The state’s Recovery Incentives Program will be structured slightly differently from Heart Plus, but the fundamentals are the same. To be eligible, people must have a stimulant use disorder and not be receiving inpatient treatment for it. The first 12 weeks of this Medi-Cal program will consist of twice-weekly meetings with the contingency management coordinator at a substance use disorder clinic. At each meeting, the participant will submit a urine sample, and for every negative drug test will receive a gift card. The gift cards will start at $10 and increase over the 12 weeks for consistently negative tests. A second 12-week period will focus on stabilization: the participants come only once a week but earn higher amounts for negative urine tests. In total, people can earn up to $599 for successfully completing the 24-week program.
If someone has a positive urine drug test, they will not be dropped from the program. “It’s important to acknowledge that recovery is a long process and people may or may not have lapses in their use along the way,” said Nigusse-Bland, who also works as a clinical consultant for DHCS. “We want to really support the engagement and continuing to show up, and so in the event that someone does have a positive drug test, the messaging is very clear: ‘Today wasn’t your day, but please come back next [week].’”
Participants in the recovery incentive program will also be able to receive other treatment services, including individual or group counseling, medications to help manage their use of other drugs, and connections to community resources. “It’s basically a comprehensive addiction treatment program,” Sadwith said. Those recovery support services will continue for up to six months after completion of the 24-week contingency management program.
Challenges and Possibility
Criticisms of contingency management often center around paying people with substance use disorders to not use drugs, and questions of whether people will start using again when the payments stop. But the rewards should be thought of not as money, per se, but like any other treatment for a chronic illness. And just like with any chronic disorder, the disease can wax and wane.
“Substance use disorders are chronic illnesses, just like hypertension, just like high cholesterol,” said Azari. “So we shouldn’t expect that you do 12 weeks of contingency management and then you’re cured for the rest of your life …. That’s not unlike other chronic illnesses where if you take the treatment away the disease might recur.”

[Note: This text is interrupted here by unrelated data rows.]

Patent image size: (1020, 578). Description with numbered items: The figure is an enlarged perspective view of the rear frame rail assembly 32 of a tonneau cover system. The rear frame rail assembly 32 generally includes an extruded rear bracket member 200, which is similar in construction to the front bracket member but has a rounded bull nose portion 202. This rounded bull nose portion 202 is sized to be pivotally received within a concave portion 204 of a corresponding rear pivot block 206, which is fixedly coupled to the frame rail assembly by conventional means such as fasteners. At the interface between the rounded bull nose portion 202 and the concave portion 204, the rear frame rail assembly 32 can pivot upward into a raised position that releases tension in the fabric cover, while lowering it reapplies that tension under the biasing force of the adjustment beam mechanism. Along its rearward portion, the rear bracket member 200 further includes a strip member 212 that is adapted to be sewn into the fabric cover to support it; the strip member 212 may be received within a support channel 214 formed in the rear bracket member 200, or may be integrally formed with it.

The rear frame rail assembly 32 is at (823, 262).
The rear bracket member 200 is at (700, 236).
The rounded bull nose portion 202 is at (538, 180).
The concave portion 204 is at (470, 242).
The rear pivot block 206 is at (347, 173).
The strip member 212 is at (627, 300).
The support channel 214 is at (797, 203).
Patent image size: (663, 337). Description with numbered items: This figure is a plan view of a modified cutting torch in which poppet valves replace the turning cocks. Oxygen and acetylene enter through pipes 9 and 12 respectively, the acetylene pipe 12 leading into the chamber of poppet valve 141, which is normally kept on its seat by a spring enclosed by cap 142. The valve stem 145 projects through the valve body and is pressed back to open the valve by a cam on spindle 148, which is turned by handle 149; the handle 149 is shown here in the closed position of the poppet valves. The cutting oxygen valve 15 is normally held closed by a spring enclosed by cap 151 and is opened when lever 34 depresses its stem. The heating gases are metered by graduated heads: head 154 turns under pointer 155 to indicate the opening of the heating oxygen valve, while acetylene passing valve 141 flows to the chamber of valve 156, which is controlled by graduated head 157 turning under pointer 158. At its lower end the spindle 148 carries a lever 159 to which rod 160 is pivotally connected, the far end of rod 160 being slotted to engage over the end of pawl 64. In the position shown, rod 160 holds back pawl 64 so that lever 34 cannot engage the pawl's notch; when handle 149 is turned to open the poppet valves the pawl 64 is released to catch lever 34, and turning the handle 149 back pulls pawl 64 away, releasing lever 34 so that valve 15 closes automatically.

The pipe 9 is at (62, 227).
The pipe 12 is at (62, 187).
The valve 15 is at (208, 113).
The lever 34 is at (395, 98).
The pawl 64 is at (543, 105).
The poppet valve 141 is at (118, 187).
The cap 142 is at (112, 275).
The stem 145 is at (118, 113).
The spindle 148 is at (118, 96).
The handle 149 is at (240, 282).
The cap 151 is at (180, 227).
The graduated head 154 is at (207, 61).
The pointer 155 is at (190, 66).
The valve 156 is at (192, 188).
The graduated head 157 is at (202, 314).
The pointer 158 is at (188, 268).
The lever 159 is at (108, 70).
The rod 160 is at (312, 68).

In this way, JC, who hasn’t used methamphetamine since participating in the Heart Plus program in January 2022, is a little unusual. Many people receiving treatment for substance use disorders, including those participating in contingency management programs, have setbacks along the way. But his case also shows what’s possible when people are highly motivated to stop using methamphetamine and receive the support they need and deserve.
While the payments were a nice bonus, JC said that the most valuable part of Heart Plus was the support he got from Azari and the other doctors. “Talking about life without drugs or how to proceed forward … just discussing those topics with them really helped make it a reality,” he said. “You can’t go someplace if you don’t know it exists.”